I walk into by rom and lock the door. I need to figure something out before Alex comes in. I know I like him but I can't date him, but I told him I'd date him. Last time I hurt him he beat me up and I know I'll hurt him again by just being alive. I hear him know on my door. "John? Can we talk?" I sigh and open the door, he walks in. "So uh you said you wanted to date me?" He says clearly nervous.

"Oh yeah.... um I-I know I said that but umm.. I changed my mind" shit no that sounded so means. "No- wait that's not what I mean I just mean I don't wanna date you" Fuck! Why can't I just talk properly? He looks at me and he looks hurt. "Shit.. no Alex I- ugh I don't know how to explain it but I just can't date you ok" I say nervously.

"No. John you need to figure out what the fuck you want, you can't keep leading me on like this!" He raised his voice a bit and I look down. I open my mouth to say something but he stops me "No, don't even say anything. You keep saying you wanna date me then changing your mind before we can even talk! I know you think I'm gonna hurt you or something but I would think by now you would know that I fucking love you and wouldn't do that! Stop thinking that everyone you get close to is gonna hurt you cuz we're not! So don't fucking talk to me until you figure it out!"

I tear up and run out of my room, I run into Peggy and she looks At me concerned "John are you ok? What happened?"she asks, I ignore her and run to the bathrooms and lock myself in one of the stalls.

Alex POV

John tears up and runs out of the room, ugh what was I thinking? I know better than to yell at him. Shit and he probably thinks I hate him, I'm an idiot I know he's stressed and upset, I should go find him. I walk out of the dorm and start looking around when I see Peggy "oh Alex, hey do you know why Johns so upset? I saw him running away crying"
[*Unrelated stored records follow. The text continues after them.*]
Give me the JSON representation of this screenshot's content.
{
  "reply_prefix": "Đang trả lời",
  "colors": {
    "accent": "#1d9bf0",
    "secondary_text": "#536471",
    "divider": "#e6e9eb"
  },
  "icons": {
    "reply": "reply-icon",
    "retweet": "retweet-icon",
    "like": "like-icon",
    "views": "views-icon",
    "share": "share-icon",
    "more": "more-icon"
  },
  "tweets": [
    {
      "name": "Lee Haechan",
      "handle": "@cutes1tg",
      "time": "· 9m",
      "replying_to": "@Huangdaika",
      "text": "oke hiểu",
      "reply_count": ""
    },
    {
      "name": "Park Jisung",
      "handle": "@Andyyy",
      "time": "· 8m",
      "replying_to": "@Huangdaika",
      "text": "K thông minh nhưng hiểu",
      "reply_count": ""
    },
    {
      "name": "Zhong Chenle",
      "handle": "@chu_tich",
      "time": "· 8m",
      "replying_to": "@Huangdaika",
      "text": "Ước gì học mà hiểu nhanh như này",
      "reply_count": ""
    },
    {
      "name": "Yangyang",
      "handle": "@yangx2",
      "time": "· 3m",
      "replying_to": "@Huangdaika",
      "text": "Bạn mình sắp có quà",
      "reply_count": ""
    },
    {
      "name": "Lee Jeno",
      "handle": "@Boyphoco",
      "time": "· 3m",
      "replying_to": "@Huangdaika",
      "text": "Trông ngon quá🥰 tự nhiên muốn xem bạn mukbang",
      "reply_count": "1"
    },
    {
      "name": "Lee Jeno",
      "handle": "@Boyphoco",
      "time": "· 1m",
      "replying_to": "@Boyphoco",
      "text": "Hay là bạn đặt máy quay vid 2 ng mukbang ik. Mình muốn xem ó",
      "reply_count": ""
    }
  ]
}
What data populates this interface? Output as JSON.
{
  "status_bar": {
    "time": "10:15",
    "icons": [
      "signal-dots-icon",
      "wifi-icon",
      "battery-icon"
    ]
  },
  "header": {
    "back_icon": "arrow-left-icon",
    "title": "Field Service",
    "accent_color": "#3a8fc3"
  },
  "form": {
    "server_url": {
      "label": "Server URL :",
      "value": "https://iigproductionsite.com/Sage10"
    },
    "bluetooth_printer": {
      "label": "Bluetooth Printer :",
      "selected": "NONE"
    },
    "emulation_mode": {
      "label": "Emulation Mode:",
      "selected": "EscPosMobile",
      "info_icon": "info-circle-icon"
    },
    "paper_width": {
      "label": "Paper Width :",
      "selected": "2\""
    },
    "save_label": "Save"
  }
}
"Fuck, yeah I kinda yelled at him and got mad for basically no reason then he ran out, I'm trying to find him now, did you see where he went?" I explain.
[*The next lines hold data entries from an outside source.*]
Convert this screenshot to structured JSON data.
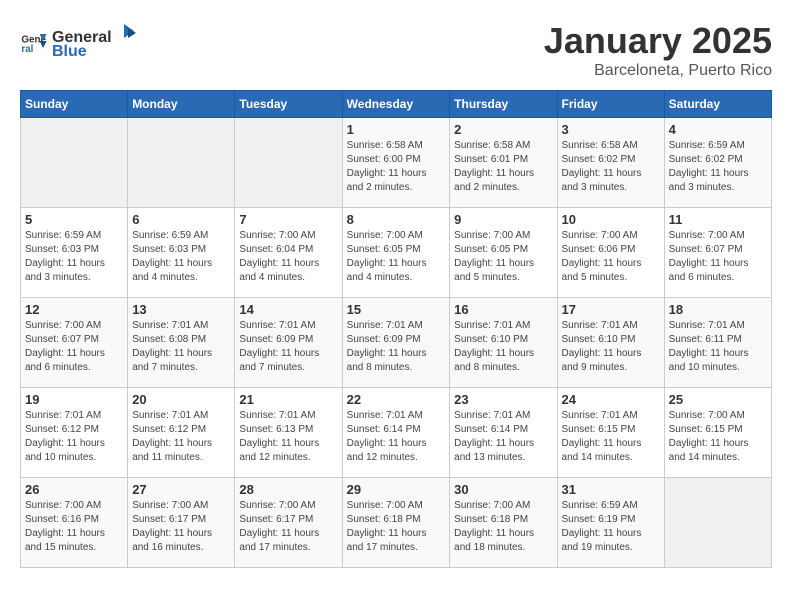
{
  "header": {
    "logo_general": "General",
    "logo_blue": "Blue",
    "month_title": "January 2025",
    "location": "Barceloneta, Puerto Rico"
  },
  "weekdays": [
    "Sunday",
    "Monday",
    "Tuesday",
    "Wednesday",
    "Thursday",
    "Friday",
    "Saturday"
  ],
  "weeks": [
    [
      {
        "day": "",
        "info": ""
      },
      {
        "day": "",
        "info": ""
      },
      {
        "day": "",
        "info": ""
      },
      {
        "day": "1",
        "info": "Sunrise: 6:58 AM\nSunset: 6:00 PM\nDaylight: 11 hours\nand 2 minutes."
      },
      {
        "day": "2",
        "info": "Sunrise: 6:58 AM\nSunset: 6:01 PM\nDaylight: 11 hours\nand 2 minutes."
      },
      {
        "day": "3",
        "info": "Sunrise: 6:58 AM\nSunset: 6:02 PM\nDaylight: 11 hours\nand 3 minutes."
      },
      {
        "day": "4",
        "info": "Sunrise: 6:59 AM\nSunset: 6:02 PM\nDaylight: 11 hours\nand 3 minutes."
      }
    ],
    [
      {
        "day": "5",
        "info": "Sunrise: 6:59 AM\nSunset: 6:03 PM\nDaylight: 11 hours\nand 3 minutes."
      },
      {
        "day": "6",
        "info": "Sunrise: 6:59 AM\nSunset: 6:03 PM\nDaylight: 11 hours\nand 4 minutes."
      },
      {
        "day": "7",
        "info": "Sunrise: 7:00 AM\nSunset: 6:04 PM\nDaylight: 11 hours\nand 4 minutes."
      },
      {
        "day": "8",
        "info": "Sunrise: 7:00 AM\nSunset: 6:05 PM\nDaylight: 11 hours\nand 4 minutes."
      },
      {
        "day": "9",
        "info": "Sunrise: 7:00 AM\nSunset: 6:05 PM\nDaylight: 11 hours\nand 5 minutes."
      },
      {
        "day": "10",
        "info": "Sunrise: 7:00 AM\nSunset: 6:06 PM\nDaylight: 11 hours\nand 5 minutes."
      },
      {
        "day": "11",
        "info": "Sunrise: 7:00 AM\nSunset: 6:07 PM\nDaylight: 11 hours\nand 6 minutes."
      }
    ],
    [
      {
        "day": "12",
        "info": "Sunrise: 7:00 AM\nSunset: 6:07 PM\nDaylight: 11 hours\nand 6 minutes."
      },
      {
        "day": "13",
        "info": "Sunrise: 7:01 AM\nSunset: 6:08 PM\nDaylight: 11 hours\nand 7 minutes."
      },
      {
        "day": "14",
        "info": "Sunrise: 7:01 AM\nSunset: 6:09 PM\nDaylight: 11 hours\nand 7 minutes."
      },
      {
        "day": "15",
        "info": "Sunrise: 7:01 AM\nSunset: 6:09 PM\nDaylight: 11 hours\nand 8 minutes."
      },
      {
        "day": "16",
        "info": "Sunrise: 7:01 AM\nSunset: 6:10 PM\nDaylight: 11 hours\nand 8 minutes."
      },
      {
        "day": "17",
        "info": "Sunrise: 7:01 AM\nSunset: 6:10 PM\nDaylight: 11 hours\nand 9 minutes."
      },
      {
        "day": "18",
        "info": "Sunrise: 7:01 AM\nSunset: 6:11 PM\nDaylight: 11 hours\nand 10 minutes."
      }
    ],
    [
      {
        "day": "19",
        "info": "Sunrise: 7:01 AM\nSunset: 6:12 PM\nDaylight: 11 hours\nand 10 minutes."
      },
      {
        "day": "20",
        "info": "Sunrise: 7:01 AM\nSunset: 6:12 PM\nDaylight: 11 hours\nand 11 minutes."
      },
      {
        "day": "21",
        "info": "Sunrise: 7:01 AM\nSunset: 6:13 PM\nDaylight: 11 hours\nand 12 minutes."
      },
      {
        "day": "22",
        "info": "Sunrise: 7:01 AM\nSunset: 6:14 PM\nDaylight: 11 hours\nand 12 minutes."
      },
      {
        "day": "23",
        "info": "Sunrise: 7:01 AM\nSunset: 6:14 PM\nDaylight: 11 hours\nand 13 minutes."
      },
      {
        "day": "24",
        "info": "Sunrise: 7:01 AM\nSunset: 6:15 PM\nDaylight: 11 hours\nand 14 minutes."
      },
      {
        "day": "25",
        "info": "Sunrise: 7:00 AM\nSunset: 6:15 PM\nDaylight: 11 hours\nand 14 minutes."
      }
    ],
    [
      {
        "day": "26",
        "info": "Sunrise: 7:00 AM\nSunset: 6:16 PM\nDaylight: 11 hours\nand 15 minutes."
      },
      {
        "day": "27",
        "info": "Sunrise: 7:00 AM\nSunset: 6:17 PM\nDaylight: 11 hours\nand 16 minutes."
      },
      {
        "day": "28",
        "info": "Sunrise: 7:00 AM\nSunset: 6:17 PM\nDaylight: 11 hours\nand 17 minutes."
      },
      {
        "day": "29",
        "info": "Sunrise: 7:00 AM\nSunset: 6:18 PM\nDaylight: 11 hours\nand 17 minutes."
      },
      {
        "day": "30",
        "info": "Sunrise: 7:00 AM\nSunset: 6:18 PM\nDaylight: 11 hours\nand 18 minutes."
      },
      {
        "day": "31",
        "info": "Sunrise: 6:59 AM\nSunset: 6:19 PM\nDaylight: 11 hours\nand 19 minutes."
      },
      {
        "day": "",
        "info": ""
      }
    ]
  ]
}
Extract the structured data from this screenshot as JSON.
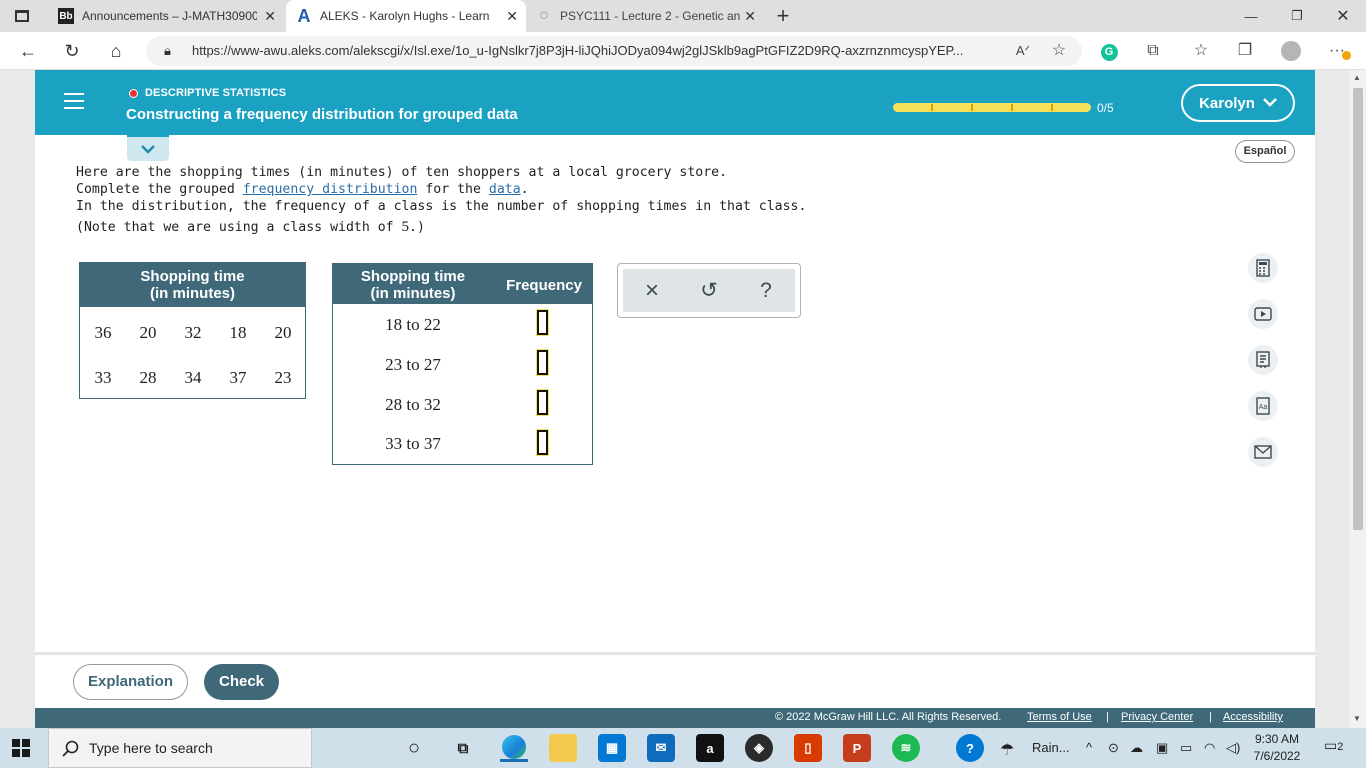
{
  "browser": {
    "tabs": [
      {
        "favicon": "Bb",
        "title": "Announcements – J-MATH30900",
        "close": "✕"
      },
      {
        "favicon": "A",
        "title": "ALEKS - Karolyn Hughs - Learn",
        "close": "✕"
      },
      {
        "favicon": "○",
        "title": "PSYC111 - Lecture 2 - Genetic an",
        "close": "✕"
      }
    ],
    "new_tab": "+",
    "url": "https://www-awu.aleks.com/alekscgi/x/Isl.exe/1o_u-IgNslkr7j8P3jH-liJQhiJODya094wj2glJSklb9agPtGFIZ2D9RQ-axzrnznmcyspYEP...",
    "window_controls": {
      "minimize": "—",
      "restore": "❐",
      "close": "✕"
    }
  },
  "aleks": {
    "topic": "DESCRIPTIVE STATISTICS",
    "title": "Constructing a frequency distribution for grouped data",
    "progress": {
      "text": "0/5",
      "value": 0,
      "total": 5
    },
    "user": "Karolyn",
    "espanol": "Español"
  },
  "prompt": {
    "line1": "Here are the shopping times (in minutes) of ten shoppers at a local grocery store.",
    "line2_before": "Complete the grouped ",
    "line2_link1": "frequency distribution",
    "line2_mid": " for the ",
    "line2_link2": "data",
    "line2_after": ".",
    "line3": "In the distribution, the frequency of a class is the number of shopping times in that class.",
    "line4_before": "(Note that we are using a class width of ",
    "line4_value": "5",
    "line4_after": ".)"
  },
  "data_table": {
    "header_line1": "Shopping time",
    "header_line2": "(in minutes)",
    "rows": [
      [
        "36",
        "20",
        "32",
        "18",
        "20"
      ],
      [
        "33",
        "28",
        "34",
        "37",
        "23"
      ]
    ]
  },
  "freq_table": {
    "col1_line1": "Shopping time",
    "col1_line2": "(in minutes)",
    "col2": "Frequency",
    "classes": [
      "18 to 22",
      "23 to 27",
      "28 to 32",
      "33 to 37"
    ],
    "frequencies": [
      "",
      "",
      "",
      ""
    ]
  },
  "tools": {
    "clear": "×",
    "undo": "↺",
    "help": "?"
  },
  "footer": {
    "explanation": "Explanation",
    "check": "Check",
    "copyright": "© 2022 McGraw Hill LLC. All Rights Reserved.",
    "terms": "Terms of Use",
    "privacy": "Privacy Center",
    "accessibility": "Accessibility",
    "sep": "|"
  },
  "taskbar": {
    "search_placeholder": "Type here to search",
    "weather": "Rain...",
    "time": "9:30 AM",
    "date": "7/6/2022",
    "notifications": "2"
  }
}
"Dude what the hell?! You better fix it cuz I'm not having my best friend upset cuz of you, he went that way towards the bathrooms so go fucking help him" I nod and run to the bathroom cuz he's most likely there

"John?" I ask. I hear a whimper from one of the stalls "john.. I know you're in here please come out, I'm so sorry I didn't mean to yell" I hear him sigh and come out. "John I'm so sorry, I didn't mean anything I said, I just got upset cuz I love you but if you don't wanna date me that's fine, or if you need time that's also fine just whatever you want is fine with me and-" he cuts me off by pulling me over and kissing me.

"I don't care if you hurt me anymore, I love you and I wanna date you... I can't promise I'll be a good boyfriend or get scared or angry but I love you and I trust you and with you I'm not afraid to get hurt cuz I know you wouldn't do it on purpose" He says and looks at me. I just stand there shocked for a moment before processing what just happened.

"Oh John, thank you so much, I love you and I promise I'll never hurt you or yell at you again," I hug him and smile, he hugs me back. "You're perfect John, I love you and everything about you so I don't want you to change anything like you did with Jefferson, I love your hair and your freckles and your body and your personality and everything about you"

He smiles, not like his usual smile we're his eyes look sad but like how he smiles when I said he looked nice in the red dress, a real smile where he truly looks happy and it's almost like he was never broken. I love him so much. "Thank you Alex... I love you so much too and everything about you" he kisses me again and I kiss him back.